About 250 civil rights activists marched across the 14th Street bridge, down Pennsylvania Avenue and up the steps of the U.S. Capitol yesterday, culminating a 64-day "Pilgrimage to Washington" designed to churn support for passage of the 1982 Voting Rights Act.

Also yesterday, a group of poor people, coordinated by the Association of Community Organizations for Reform Now, set up a "tent city" behind the White House as a protest against President Reagan's housing policies.

The march, led by about 60 Southern Christian Leaderhip Conference "pilgrims" who left Tuskegee, Ala., in April on a five-state voter-registration tour, arrived on the Capitol steps just as the House of Representatives voted unanimously to approve the act.

The timing was hailed as providential. "God has brought us here at a very peculiar moment," said the Rev. Joseph E. Lowery, president of the SCLC, to applause and shouts of "Hallelujah."

"Now it's time to take that bipartisan sensitivity in Congress and address other minority concerns--unemployment, housing and welfare," Lowery said.

The protesters, most of them young and spirited, criticized the policies of the Reagan administration and attacked political apathy among blacks with chants and songs: "Tell Ronald Reagan time is winding up / So much corruption in the land / Why don't you people take a stand / Time, oh, time is winding up."

In their trek through the South, the SCLC marchers had conducted door-to-door canvassing for voter registration in 30 congressional districts judged particularly vital to black voters. Lowery said the procession was designed, in part, to stir up memories of the civil rights struggles of the 1960s--to remind blacks that "The Struggle" is not yet over.

To emphasize that point, the demonstrators plan to erect a symbolic "Resurrection City II" on the Ellipse, harking back to the 1968 Resurrection City encampment on the Mall, where thousands set up temporary residence under shelter of plywood and plastic in an effort to draw attention to the plight of the nation's poor.

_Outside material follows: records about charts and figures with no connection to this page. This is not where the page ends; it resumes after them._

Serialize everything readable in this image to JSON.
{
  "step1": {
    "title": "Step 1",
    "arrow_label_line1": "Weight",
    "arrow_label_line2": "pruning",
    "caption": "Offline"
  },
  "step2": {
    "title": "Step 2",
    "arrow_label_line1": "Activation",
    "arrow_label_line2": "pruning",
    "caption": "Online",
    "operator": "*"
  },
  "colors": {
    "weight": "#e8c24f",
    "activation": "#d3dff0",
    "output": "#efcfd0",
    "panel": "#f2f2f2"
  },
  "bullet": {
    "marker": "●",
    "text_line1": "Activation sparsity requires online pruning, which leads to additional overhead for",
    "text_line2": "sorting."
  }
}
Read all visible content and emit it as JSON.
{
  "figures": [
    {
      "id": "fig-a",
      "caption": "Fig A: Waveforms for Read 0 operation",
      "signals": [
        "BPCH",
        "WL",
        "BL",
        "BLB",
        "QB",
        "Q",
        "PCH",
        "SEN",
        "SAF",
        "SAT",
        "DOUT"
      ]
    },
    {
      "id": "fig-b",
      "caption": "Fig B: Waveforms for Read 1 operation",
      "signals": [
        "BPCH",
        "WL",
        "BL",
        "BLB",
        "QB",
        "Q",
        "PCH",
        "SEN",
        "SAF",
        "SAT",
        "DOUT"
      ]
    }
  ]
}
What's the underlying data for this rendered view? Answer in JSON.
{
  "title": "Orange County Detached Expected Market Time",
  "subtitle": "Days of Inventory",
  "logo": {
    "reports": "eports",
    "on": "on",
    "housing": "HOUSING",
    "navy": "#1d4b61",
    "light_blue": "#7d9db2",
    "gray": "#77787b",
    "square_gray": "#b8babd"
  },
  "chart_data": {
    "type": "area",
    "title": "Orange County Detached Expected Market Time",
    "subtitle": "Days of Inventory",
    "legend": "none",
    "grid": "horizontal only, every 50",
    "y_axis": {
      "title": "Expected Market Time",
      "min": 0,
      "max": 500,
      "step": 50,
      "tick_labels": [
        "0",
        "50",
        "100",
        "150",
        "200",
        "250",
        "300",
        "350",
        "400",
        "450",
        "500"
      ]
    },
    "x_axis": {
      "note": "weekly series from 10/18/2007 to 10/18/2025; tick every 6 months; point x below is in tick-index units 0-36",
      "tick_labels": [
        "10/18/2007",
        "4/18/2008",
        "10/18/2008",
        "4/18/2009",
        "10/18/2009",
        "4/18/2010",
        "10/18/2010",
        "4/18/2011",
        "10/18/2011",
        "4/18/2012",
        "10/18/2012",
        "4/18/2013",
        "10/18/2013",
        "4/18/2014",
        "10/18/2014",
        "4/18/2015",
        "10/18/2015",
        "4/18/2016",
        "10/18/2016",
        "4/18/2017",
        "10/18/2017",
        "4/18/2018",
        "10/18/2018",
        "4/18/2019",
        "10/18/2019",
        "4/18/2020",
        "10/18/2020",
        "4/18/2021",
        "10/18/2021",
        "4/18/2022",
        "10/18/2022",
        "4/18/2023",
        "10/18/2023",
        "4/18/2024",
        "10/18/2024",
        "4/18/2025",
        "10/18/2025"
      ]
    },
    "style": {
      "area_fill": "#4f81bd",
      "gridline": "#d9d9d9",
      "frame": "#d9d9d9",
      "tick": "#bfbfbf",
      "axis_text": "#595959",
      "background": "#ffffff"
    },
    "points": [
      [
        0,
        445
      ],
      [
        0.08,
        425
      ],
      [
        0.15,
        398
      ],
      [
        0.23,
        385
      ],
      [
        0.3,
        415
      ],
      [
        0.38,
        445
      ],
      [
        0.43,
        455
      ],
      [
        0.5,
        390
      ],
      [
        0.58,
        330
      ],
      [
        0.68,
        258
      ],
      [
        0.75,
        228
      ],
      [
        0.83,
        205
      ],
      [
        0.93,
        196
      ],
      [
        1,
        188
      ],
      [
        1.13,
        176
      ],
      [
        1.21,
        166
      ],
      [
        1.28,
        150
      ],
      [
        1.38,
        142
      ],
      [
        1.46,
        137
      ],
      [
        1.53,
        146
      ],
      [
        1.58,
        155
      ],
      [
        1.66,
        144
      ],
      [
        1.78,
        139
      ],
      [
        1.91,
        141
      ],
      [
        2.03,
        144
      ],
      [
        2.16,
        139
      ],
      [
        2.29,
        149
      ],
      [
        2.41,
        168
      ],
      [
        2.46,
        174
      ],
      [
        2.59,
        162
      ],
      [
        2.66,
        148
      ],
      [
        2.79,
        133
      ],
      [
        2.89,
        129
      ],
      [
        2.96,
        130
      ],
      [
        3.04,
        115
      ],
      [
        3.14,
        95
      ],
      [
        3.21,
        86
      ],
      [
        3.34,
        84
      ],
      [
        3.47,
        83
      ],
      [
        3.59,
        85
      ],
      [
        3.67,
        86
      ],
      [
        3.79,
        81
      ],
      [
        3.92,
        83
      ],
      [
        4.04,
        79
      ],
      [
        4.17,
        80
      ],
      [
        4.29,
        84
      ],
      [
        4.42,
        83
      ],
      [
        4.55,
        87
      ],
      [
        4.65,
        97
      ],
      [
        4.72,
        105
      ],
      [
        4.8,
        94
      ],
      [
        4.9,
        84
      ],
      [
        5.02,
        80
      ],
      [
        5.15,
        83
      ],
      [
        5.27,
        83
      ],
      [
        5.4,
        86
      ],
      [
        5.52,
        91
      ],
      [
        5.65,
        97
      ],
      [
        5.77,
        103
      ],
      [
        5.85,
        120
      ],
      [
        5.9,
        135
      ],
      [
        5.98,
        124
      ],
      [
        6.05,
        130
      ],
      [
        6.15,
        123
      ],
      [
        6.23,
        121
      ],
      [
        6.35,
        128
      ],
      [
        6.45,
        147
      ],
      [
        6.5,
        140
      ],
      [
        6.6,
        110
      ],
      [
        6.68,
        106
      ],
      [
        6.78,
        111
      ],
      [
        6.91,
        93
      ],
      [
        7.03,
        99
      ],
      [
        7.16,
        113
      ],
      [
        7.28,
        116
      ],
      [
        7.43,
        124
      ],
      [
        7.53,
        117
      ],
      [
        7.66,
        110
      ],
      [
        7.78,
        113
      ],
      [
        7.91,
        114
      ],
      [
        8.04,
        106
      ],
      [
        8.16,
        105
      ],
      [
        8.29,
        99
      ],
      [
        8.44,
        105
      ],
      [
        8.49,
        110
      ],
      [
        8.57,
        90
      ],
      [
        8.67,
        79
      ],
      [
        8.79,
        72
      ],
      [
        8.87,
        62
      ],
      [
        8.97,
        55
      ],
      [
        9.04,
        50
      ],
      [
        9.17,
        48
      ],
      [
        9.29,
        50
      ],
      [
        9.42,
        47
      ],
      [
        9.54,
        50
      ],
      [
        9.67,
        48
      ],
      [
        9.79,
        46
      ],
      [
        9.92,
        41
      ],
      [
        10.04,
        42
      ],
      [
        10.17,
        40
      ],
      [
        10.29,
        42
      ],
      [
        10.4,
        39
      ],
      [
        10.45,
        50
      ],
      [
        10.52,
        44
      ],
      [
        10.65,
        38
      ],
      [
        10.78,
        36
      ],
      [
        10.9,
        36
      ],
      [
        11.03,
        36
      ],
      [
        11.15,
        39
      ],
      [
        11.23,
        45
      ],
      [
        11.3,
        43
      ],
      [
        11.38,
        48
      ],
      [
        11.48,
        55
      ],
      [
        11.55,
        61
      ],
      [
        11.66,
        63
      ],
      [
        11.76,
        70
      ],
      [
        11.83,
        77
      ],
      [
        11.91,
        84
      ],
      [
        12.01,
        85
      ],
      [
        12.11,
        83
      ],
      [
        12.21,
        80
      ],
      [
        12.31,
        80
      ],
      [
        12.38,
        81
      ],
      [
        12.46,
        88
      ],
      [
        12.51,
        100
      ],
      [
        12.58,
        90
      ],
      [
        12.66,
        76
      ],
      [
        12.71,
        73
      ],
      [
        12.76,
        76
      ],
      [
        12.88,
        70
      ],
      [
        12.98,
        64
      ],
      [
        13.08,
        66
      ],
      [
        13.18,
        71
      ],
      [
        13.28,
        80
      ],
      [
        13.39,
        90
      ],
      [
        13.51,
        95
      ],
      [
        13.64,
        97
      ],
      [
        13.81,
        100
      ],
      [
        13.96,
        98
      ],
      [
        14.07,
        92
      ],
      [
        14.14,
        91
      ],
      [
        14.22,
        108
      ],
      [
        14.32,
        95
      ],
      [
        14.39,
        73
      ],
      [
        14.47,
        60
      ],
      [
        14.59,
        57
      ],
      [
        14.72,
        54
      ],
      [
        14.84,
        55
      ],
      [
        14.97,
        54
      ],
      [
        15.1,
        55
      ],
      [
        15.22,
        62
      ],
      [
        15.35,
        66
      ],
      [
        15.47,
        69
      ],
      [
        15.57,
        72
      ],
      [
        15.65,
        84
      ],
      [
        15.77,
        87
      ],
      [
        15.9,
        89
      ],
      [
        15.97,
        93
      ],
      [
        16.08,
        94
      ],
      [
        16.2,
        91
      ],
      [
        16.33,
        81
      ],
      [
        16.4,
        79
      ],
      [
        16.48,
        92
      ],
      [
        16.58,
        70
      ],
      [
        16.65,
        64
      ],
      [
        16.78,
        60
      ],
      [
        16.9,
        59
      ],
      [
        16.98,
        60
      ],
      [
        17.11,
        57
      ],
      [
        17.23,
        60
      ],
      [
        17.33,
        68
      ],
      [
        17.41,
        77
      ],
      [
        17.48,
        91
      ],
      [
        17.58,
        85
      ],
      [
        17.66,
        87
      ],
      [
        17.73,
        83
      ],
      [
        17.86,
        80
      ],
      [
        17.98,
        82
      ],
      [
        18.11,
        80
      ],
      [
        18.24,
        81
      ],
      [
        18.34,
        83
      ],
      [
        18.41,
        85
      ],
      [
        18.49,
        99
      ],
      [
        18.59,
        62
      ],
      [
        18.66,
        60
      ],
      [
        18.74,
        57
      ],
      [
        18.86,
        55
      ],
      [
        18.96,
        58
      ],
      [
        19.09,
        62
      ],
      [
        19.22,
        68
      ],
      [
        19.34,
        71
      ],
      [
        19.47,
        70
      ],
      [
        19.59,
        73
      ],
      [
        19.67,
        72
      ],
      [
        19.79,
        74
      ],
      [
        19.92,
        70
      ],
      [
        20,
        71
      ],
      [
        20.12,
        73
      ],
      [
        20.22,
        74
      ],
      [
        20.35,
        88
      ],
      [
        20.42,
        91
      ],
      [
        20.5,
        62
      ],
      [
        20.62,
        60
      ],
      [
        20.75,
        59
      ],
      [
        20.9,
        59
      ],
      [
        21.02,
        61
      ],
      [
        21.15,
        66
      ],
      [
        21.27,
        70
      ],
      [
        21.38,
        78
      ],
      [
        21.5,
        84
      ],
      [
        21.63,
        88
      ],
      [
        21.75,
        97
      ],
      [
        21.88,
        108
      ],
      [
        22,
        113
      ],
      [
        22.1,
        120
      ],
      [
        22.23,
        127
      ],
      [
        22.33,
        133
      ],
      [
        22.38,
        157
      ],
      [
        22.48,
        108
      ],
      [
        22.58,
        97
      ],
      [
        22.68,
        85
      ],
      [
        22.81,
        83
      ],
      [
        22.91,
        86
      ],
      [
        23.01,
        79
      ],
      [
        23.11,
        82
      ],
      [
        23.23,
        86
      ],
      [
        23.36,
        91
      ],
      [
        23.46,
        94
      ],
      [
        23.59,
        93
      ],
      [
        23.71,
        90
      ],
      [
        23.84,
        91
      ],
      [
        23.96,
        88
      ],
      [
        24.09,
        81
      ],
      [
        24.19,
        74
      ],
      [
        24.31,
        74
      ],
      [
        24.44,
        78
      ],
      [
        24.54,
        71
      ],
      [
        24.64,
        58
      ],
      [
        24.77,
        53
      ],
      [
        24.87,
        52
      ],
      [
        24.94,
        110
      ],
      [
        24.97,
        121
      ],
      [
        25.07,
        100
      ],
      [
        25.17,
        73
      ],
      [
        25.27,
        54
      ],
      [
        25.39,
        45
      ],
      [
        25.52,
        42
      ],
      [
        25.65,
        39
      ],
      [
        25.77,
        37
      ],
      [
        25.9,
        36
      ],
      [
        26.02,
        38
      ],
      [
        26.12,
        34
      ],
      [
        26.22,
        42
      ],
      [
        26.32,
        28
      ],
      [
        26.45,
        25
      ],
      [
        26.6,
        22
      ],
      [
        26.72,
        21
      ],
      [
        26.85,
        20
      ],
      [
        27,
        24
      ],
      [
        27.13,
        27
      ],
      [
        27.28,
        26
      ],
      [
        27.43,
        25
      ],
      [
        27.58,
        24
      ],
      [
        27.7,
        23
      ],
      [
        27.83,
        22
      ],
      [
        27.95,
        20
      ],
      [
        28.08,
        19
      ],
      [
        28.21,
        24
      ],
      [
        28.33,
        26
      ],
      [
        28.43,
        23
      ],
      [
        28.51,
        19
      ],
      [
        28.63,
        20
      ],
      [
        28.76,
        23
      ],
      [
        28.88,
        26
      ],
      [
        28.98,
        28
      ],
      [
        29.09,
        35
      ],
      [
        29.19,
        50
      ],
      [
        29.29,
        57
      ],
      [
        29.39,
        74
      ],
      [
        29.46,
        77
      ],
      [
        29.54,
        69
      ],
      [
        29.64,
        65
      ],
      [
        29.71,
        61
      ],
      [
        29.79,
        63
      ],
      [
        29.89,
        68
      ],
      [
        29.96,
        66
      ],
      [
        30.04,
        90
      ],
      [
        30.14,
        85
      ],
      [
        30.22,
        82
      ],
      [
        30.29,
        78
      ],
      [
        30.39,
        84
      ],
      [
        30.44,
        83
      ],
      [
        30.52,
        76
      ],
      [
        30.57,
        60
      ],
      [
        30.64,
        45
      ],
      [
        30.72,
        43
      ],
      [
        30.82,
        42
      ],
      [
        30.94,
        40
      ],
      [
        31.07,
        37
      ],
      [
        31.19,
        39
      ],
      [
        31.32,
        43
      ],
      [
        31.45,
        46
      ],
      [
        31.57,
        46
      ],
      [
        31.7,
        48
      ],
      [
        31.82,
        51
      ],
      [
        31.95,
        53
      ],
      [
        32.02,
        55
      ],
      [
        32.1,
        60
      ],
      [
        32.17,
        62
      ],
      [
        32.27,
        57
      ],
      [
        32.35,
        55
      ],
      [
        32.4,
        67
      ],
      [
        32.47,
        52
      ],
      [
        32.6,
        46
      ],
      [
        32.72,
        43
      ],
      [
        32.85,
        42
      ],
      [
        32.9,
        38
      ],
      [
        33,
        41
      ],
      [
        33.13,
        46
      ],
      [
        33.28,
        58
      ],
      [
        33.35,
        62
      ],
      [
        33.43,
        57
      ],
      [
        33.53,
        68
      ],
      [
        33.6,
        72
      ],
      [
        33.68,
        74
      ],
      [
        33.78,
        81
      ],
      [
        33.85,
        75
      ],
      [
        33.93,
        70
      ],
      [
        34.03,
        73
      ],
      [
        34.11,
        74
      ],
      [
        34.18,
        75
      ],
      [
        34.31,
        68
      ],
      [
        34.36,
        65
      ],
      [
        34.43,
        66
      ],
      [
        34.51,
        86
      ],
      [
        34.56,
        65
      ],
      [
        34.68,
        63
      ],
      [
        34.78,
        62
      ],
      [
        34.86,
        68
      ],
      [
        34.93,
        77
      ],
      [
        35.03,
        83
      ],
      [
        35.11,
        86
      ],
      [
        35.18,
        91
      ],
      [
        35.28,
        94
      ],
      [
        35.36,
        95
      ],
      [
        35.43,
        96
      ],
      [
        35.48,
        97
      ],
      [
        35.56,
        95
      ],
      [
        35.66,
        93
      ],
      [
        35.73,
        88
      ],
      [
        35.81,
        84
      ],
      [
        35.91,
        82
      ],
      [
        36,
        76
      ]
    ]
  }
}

The day's march--evocative of those earlier days, but also modest enough to illustrate how times have changed--began at 10 a.m. in brilliant sunshine and mild temperatures at St. John's Baptist Church on Columbia Pike in Arlington.

The group's numbers swelled along the way as supporters gradually arrived. The marchers chanted and sang along the way, drawing a limited response from bystanders.

As the crowd reached the Washington side of the 14th Street bridge, a gusty wind ceased momentarily and the demonstrators, walking in rows, stopped to kneel and pray.

"This bridge is symbolic of the bridges of unemployment, housing and opposition that we must cross," said Spiver Gordon, 42, vice president of the SCLC's Alabama branch. "We realize that what's ahead is hard times and continued struggle. And we need more black people to get involved."

The Rev. Spencer Coleman, 70, of Alexandria, wore a red SCLC baseball cap as he crossed the bridge and talked about how "it's getting worse for blacks. At my age, I can see it."

Coleman, who helped integrate Alexandria schools years ago, said, "I march as a minister. Moses marched. The children of Israel . . . Sojourner Truth marched. The benefit of our marching is that we let the world know that we are not satisfied with the way the heads of state are operating."

The marchers said they have received donations and support from churches, labor unions, city leaders and numerous individuals. Marching with the SCLC yesterday was what looked like a version of the old liberals-and-labor coalition that was so often in evidence during the headiest days of the civil rights movement: whites and American Indians, the American Federation of Government Employees, the Southern Rural Women's Network.

Joining them on the steps of the Capitol yesterday were House Majority Leader James C. Wright Jr. (D-Tex.), Rep. Parren Mitchell (D-Md.) and D.C. Del. Walter Fauntroy, as well as Coretta Scott King, widow of the Rev. Martin Luther King Jr., and D.C. City Council member Wilhelmina J. Rolark (D-Ward 8).

ACORN's three-day protest seeks to persuade housing authorities to turn over tax-delinquent properties to the poor for renovation, according to spokesman Clarence Anderson of Boston. The demonstrators are from about a dozen cities.

Yesterday, some of the group, chanting and waving signs, surged to the gates of the White House, but none attempted to enter the grounds and there were no arrests.